Эрни пешком возвращалась с работы домой уютным осенним днём, вернее, непоздним вечером. Было ещё светло. Уют в городе… Раньше он почти всегда ассоциировался у Эрни с недешёвой пряной грустью старого мира, знакомого ей по детству и по тем интуитивным образам прошлого, которые она унаследовала вместе с жизнью или собрала из осколков, из последних ещё не осевших пылинок. Пышные женские причёски, кружева на манжетах и воротниках-стойках… сладостно-печальный вальс Шуберта (Эрни любила слушать его в мамином исполнении)… пахнущие кофе и штруделем кривые коридоры чистеньких гостиниц и респектабельных доходных домов, глазурь элегантно закруглённых изразцовых печей… тяжёлые ламбрекены на окнах, за которыми шелестят платаны… эркеры, где в сумерках загораются декадентски изломанные витражные розы на длинных изогнутых стеблях…
Берлин, конечно же, отчасти сохранил дорогостоящее тепло ушедшей эпохи, но позволить его себе могли обитатели вилл в Груневальде и роскошных квартир в Шарлоттенбурге. Ну а Эрни прошла по Фридрихштрассе (пульсирующей артерии торговой, транспортной и сексуальной жизни) до Халльских ворот (точнее, до двух симметричных домов с аркадами, выстроенных на их месте полвека назад), нырнула в тень эстакады, тянущейся от надземной станции метро, пересекла Ландвер-канал по мосту и свернула на восток. Кофе, который здесь пили, состоял из кофе не больше чем на треть, и его аромат заглушался чадом от картофельных оладий, жаренных на плохом масле, а Шуберт доносился из окон гораздо реже, чем стук швейных машинок или ширканье мокрым бельём по стиральной доске. Ещё менее приятные запахи и более агрессивные звуки тоже были в порядке вещей. На многих домах рыжели подвыцветшие плакаты: «Чтоб не вкалывать напрасно, голоса отдайте красным!» — или: «Долой § 218! Голосуй за права трудящихся женщин!»
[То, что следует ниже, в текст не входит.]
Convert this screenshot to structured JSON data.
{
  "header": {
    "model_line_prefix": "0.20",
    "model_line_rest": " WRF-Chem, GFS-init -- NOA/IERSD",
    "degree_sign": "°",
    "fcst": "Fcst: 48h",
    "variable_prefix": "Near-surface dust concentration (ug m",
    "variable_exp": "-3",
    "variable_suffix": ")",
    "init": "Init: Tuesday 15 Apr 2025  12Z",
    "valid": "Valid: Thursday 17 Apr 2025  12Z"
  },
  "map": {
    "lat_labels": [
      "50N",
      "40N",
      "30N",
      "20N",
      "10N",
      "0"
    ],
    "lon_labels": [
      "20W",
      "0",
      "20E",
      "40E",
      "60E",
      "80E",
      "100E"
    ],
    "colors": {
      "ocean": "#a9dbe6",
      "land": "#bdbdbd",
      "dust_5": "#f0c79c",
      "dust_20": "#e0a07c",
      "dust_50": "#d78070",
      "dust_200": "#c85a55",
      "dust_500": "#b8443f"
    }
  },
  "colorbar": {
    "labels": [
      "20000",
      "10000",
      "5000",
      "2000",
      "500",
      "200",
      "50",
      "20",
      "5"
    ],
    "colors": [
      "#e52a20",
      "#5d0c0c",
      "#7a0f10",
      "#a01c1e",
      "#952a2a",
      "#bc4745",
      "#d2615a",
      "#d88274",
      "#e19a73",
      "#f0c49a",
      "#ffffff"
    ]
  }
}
На одном из перекрёстков пальцы Эрни лизнула бездомная собака — небольшая, рыжая, похожая на лисичку. Она предпочитала переходить дорогу в компании людей, которые казались ей дружелюбны-ми. (Дай бог, если звериное чутьё на человеческую агрессию никогда не ошибалось.) Однажды зимой, на этом же самом светофоре, она деликатно прихватила Эрни зубами за перчатки, которые та держала в руке, и они на пару минут превратились в импровизированный поводок. Слегка обслюнявленный. Жалко псину. Собака — пожалуй, единственное животное, которое, когда живёт на воле, страдает не только от голода, холода и других напастей, но и просто от недостатка общения с человеком. Несколько раз Эрни видела лохматых псов рядом с людьми, разговаривающими на улице или в парке. Думала, что кто-то из них хозяин собаки, а потом понимала, что нет: пёс просто присел послушать человеческий голос.
Эрни почти на месте. Лица детей, играющих на тротуаре в «Ад и рай», уже знакомы ей. Как и физиономия предприимчивого шестилетнего соседа, продающего самокрутки с табаком из подобранных окурков. А вот, кстати, одна из многочисленных сестёр юного коммерсанта: зашла в подворотню и, задрав платьице, пытается завязать верх чулка на узел (видимо, резинка лопнула). Тут же пыхтит, улыбчиво свесив язык, собака старьёвщика: он выпряг её из своей тележки, чтобы животина немного отдохнула. Эту тоже жалко, но у неё, по крайней мере, есть хозяин, и потому она как будто довольна жизнью.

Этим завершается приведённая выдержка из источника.